An expansion was ordered to hold an extra 400 patients, however the doctors didn’t have sufficient training and were swamped with the dead and dying. Reportedly, many patients suffered from depression and committed suicide before the disease could take them, whilst others simply succumbed to the gathering fluid in their lungs.To make things even more horrific, the dead were stripped from their dignity and transported via the infamous death chute (an underground tunnel in complete darkness) as part of their final journey to the grave.
To this day, Waverly Hills Sanatorium remains a terrifying looking building, and has featured on many paranormal shows, hoping to capture the huge building’s long-suffering patients, nurses, and doctors.
The unnerving sight of an approaching car in the dark: photos by Henri Prestes.
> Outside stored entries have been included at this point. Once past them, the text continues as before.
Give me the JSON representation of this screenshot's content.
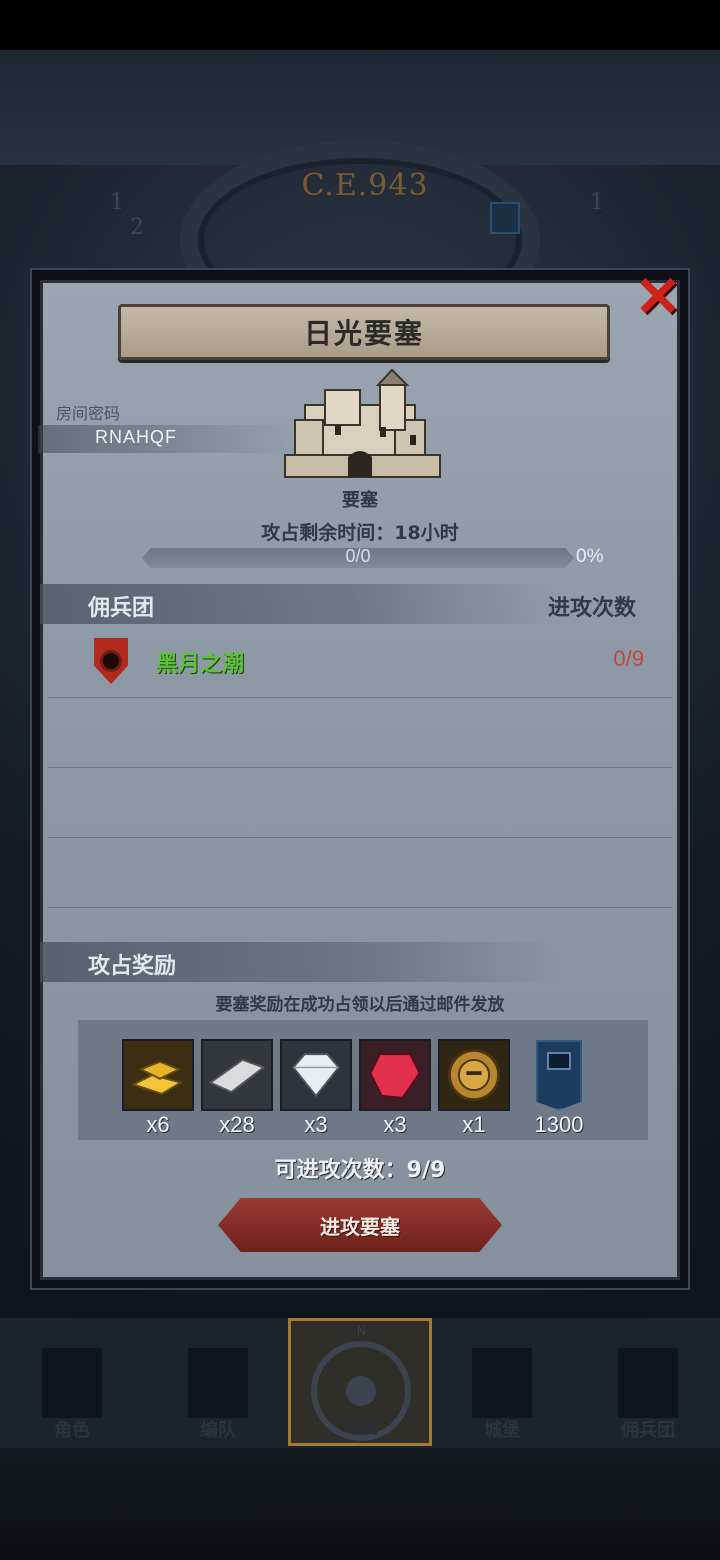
{
  "background": {
    "era_label": "C.E.943"
  },
  "modal": {
    "title": "日光要塞",
    "room": {
      "label": "房间密码",
      "code": "RNAHQF"
    },
    "building": {
      "type_label": "要塞",
      "icon": "castle-icon"
    },
    "siege": {
      "remaining_time": "攻占剩余时间：18小时",
      "progress_text": "0/0",
      "progress_percent": "0%",
      "progress_fraction": 0
    },
    "mercenaries": {
      "header": "佣兵团",
      "attacks_header": "进攻次数",
      "rows": [
        {
          "name": "黑月之潮",
          "count": "0/9",
          "icon": "red-shield-icon"
        }
      ]
    },
    "rewards": {
      "header": "攻占奖励",
      "note": "要塞奖励在成功占领以后通过邮件发放",
      "items": [
        {
          "icon": "gold-bars-icon",
          "qty": "x6"
        },
        {
          "icon": "silver-ingot-icon",
          "qty": "x28"
        },
        {
          "icon": "diamond-icon",
          "qty": "x3"
        },
        {
          "icon": "ruby-icon",
          "qty": "x3"
        },
        {
          "icon": "golden-helmet-icon",
          "qty": "x1"
        },
        {
          "icon": "guild-banner-icon",
          "qty": "1300"
        }
      ]
    },
    "attack_count": "可进攻次数：9/9",
    "attack_button": "进攻要塞",
    "close_icon": "close-icon"
  },
  "nav": {
    "items": [
      {
        "label": "角色",
        "icon": "knight-icon",
        "active": false
      },
      {
        "label": "编队",
        "icon": "helmet-icon",
        "active": false
      },
      {
        "label": "地图",
        "icon": "compass-icon",
        "active": true
      },
      {
        "label": "城堡",
        "icon": "castle-icon",
        "active": false
      },
      {
        "label": "佣兵团",
        "icon": "mercenary-icon",
        "active": false
      }
    ]
  },
  "colors": {
    "accent_red": "#d0201a",
    "merc_name_green": "#5bc23a",
    "count_red": "#c8453c",
    "active_nav_gold": "#a57a32"
  }
}
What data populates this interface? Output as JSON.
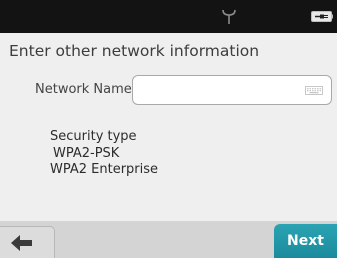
{
  "status_bar": {
    "icons": [
      "antenna-icon",
      "battery-icon"
    ]
  },
  "form": {
    "title": "Enter other network information",
    "network_name_label": "Network Name",
    "network_name_value": ""
  },
  "security": {
    "heading": "Security type",
    "options": [
      "WPA2-PSK",
      "WPA2 Enterprise"
    ]
  },
  "navigation": {
    "back_icon": "left-arrow-icon",
    "next_label": "Next"
  },
  "colors": {
    "accent": "#1f95a6",
    "status_bar": "#131313",
    "background": "#efefef"
  }
}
The killing of Elsie Frost is one of the UK’s most violent unsolved murders. On Saturday 9 October 1965, Elsie, 14, set off home on the outskirts of Wakefield from a nearby youth club sailing event. Dressed in a bright red anorak, yellow cardigan and floral skirt, Elsie walked along the canal towpath – so she didn’t get her new leather shoes muddy. But she never made it home.
As she walked through a 30ft tunnel beneath a railway embankment she was attacked. Struck from behind and stabbed – twice in the back, twice in the head and once through the hand. One of the blows pierced her heart. Fatally injured Elsie stumbled through the tunnel to the bottom of a steep flight of stone steps – known as the ABC steps as there are 26 – that led up to the main road.
That’s where she was found, dying by a local dog-walker. Others soon appeared on the scene. An ambulance was called, but Elsie was dead by the time they arrived. The hunt for the killer was national news. Elsie was intelligent, bookish, close to her family – police couldn’t establish any motive.
Officers went door-to-door, interviewed 12,000 men and teenage boys – but her killer was never found. Decades past, her parents, Arthur and Edith, died without seeing justice for their daughter. The case is still one of the UK’s most violent unsolved murders, and Elsie’s family continue to push for justice. Still, over half a century on, the killer, murder weapon and motive remain unknown.